The decision to join OAC, a year-round swim program, paid dividends; Burt enters her junior year in midseason form with honed and improved skills.
“She is leaps and bounds above where she was last year,” said fourth-year Bremerton girls swim coach Justin Adrian, who hopes to see more BHS swimmers follow in Burt’s wake. “If we can get one or two (year-round swimmers) every year, it really gives us a competitive advantage against the schools we’re swimming against.”
The 2009 Bremerton girls swim team is comprised of 12 members, but only two of them — Burt and freshman Erin Woolnough — are year-round swimmers. That means the majority of the team has yet to hit peak form even though the regular season started Sept. 10.
Since swimming is contingent on conditioning, Adrian has spent the early part of the season trying to get his swimmers in shape. Some of them had never jumped in a pool for competitive purposes prior to this season. Others simply ignored the sport during the offseason.

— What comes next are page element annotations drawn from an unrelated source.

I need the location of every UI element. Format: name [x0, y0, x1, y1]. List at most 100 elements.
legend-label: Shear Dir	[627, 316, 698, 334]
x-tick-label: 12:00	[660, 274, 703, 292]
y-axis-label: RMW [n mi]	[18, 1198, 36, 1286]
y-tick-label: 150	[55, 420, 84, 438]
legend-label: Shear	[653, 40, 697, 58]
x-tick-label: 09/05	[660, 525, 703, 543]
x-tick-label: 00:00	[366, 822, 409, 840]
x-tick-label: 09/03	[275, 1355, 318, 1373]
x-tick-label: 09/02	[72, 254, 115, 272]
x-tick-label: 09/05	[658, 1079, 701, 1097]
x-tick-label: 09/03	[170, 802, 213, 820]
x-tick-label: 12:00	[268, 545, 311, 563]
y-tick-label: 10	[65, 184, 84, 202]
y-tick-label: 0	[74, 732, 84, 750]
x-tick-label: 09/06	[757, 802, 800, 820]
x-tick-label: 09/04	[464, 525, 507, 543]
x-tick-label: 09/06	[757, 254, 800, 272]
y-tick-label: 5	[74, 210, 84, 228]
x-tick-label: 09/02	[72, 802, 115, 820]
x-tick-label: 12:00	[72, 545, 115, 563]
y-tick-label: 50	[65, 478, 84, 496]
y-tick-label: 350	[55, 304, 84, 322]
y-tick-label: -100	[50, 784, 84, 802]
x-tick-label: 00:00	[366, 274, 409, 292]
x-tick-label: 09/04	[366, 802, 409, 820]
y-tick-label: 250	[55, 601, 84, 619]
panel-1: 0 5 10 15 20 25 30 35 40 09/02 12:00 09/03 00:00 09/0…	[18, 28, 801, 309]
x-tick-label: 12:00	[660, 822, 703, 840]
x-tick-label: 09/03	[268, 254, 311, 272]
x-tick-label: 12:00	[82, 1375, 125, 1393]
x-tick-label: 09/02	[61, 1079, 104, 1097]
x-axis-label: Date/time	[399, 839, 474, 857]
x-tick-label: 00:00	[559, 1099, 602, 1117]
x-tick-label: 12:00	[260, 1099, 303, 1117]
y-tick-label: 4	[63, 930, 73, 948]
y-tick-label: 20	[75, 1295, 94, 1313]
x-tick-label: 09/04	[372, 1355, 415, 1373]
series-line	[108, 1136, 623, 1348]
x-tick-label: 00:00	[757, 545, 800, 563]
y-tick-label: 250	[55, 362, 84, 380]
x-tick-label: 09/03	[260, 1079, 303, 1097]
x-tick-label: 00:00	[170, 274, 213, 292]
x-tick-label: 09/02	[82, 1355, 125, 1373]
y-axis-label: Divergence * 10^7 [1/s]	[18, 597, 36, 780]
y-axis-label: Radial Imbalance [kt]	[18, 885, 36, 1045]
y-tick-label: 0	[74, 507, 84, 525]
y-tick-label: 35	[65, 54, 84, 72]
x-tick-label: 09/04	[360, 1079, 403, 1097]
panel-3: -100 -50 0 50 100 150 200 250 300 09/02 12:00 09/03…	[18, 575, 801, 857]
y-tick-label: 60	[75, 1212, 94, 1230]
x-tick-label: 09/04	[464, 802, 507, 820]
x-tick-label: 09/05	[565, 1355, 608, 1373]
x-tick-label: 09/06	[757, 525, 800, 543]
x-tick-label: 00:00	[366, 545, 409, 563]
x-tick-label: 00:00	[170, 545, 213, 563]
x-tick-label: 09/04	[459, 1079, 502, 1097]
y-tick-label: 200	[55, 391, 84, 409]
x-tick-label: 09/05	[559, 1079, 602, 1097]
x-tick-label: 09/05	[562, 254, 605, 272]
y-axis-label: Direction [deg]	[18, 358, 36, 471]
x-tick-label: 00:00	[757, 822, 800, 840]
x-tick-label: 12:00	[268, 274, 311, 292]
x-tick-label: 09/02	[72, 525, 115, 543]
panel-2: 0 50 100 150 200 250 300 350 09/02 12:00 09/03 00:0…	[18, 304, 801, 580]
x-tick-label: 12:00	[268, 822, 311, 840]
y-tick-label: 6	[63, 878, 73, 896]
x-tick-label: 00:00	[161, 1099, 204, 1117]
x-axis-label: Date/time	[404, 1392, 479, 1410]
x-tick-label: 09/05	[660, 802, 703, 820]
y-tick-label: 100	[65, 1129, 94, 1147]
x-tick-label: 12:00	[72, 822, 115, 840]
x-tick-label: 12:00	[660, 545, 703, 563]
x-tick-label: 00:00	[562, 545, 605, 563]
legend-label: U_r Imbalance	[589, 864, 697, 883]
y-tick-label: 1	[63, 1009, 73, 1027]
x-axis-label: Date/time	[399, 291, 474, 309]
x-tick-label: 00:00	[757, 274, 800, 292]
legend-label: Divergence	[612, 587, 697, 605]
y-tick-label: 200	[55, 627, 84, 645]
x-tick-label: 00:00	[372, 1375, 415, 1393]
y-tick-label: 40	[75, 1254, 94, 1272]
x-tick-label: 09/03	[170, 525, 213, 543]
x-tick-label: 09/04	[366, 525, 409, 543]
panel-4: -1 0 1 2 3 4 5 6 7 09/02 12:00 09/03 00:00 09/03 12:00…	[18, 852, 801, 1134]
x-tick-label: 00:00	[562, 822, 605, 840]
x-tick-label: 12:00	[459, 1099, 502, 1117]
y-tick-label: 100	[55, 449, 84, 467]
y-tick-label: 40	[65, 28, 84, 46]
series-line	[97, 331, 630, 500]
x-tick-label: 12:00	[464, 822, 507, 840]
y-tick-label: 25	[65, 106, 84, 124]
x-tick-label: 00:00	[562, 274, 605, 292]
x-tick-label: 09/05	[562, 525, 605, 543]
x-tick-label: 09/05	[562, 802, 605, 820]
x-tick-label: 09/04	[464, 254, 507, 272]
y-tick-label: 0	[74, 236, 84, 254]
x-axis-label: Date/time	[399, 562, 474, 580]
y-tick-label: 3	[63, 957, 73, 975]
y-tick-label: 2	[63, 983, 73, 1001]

“It takes a lot of dedication, it really does,” Adrian said of swimming year-round. “A lot of them are out of shape because they haven’t swum since last year. They come in and realize they can’t just jump in and be where they were last year. So we’re getting back to where we were, tightening up their techniques and getting them to swim faster.”
Even Burt, who most likely will swim the 100-yard butterfly, 200 individual medley and 500 freestyle, is swimming slower than she prefers. In the opener against Port Angeles, Burt hovered around the 1-minute, 24-second mark in the 100 fly, about five seconds slower than her preseason goal of 1:18 or 1:19. Part of that could be attributed to the fact that OAC members don’t swim in August.
“You just want to beat your own times,” Burt said. “Mainly, you want to improve for yourself.”
A member of the team since her freshman season, Burt has emerged as a leader for the Knights. From top to bottom, Burt said, the team is boosting its core strengths — speed and technique — and also showing marked improvement on starts from the block.
“With technique will come speed,” she said. “So you’ve got to work on your core a lot, get your core strengths so you can keep your line when you’re swimming and then go faster.”
Team members are required to log 10 practices to be eligible for regular-season meets, but Adrian had a few swimmers join late. As a result, BHS had just eight eligible swimmers when it hosted Port Angeles in a loss Sept. 10. The team didn’t have to forfeit any swims, but it was outmanned by PA’s 30-plus-member team. To be competitive and “comfortable” covering all the races in a meet, including relays, Adrian said a team needs closer to 12 swimmers.
“We had some good swims,” he said of the PA meet. “But the meet was just kind of dominated by (Port Angeles’) presence. They had a lot of swimmers.”
Adrian keeps a spreadsheet of all his swimmers’ times and will monitor it to mark the progress of the team as the season unfolds. He also hopes to see more swimmers turn out — the boys team had 24 members last season — to bolster the program.
In order for that to happen, however, it’s up to members of the team to encourage friends and classmates to join.
“We’re always looking for more swimmers,” Adrian said. “The biggest thing is to build (the program) back up and try to get in the 20s with the (total number) of swimmers.”
The Knights hope to compete at the district meet in November, but Adrian knows little about the competition in the Olympic League and how his team stacks up.
As a result, the team is focused on its own progress and having a good time along the way.
“Swimming is not really a team sport, but it is a team sport,” Adrian said. “We try to get them to rally around each other and enjoy it and have fun with the swim meets.”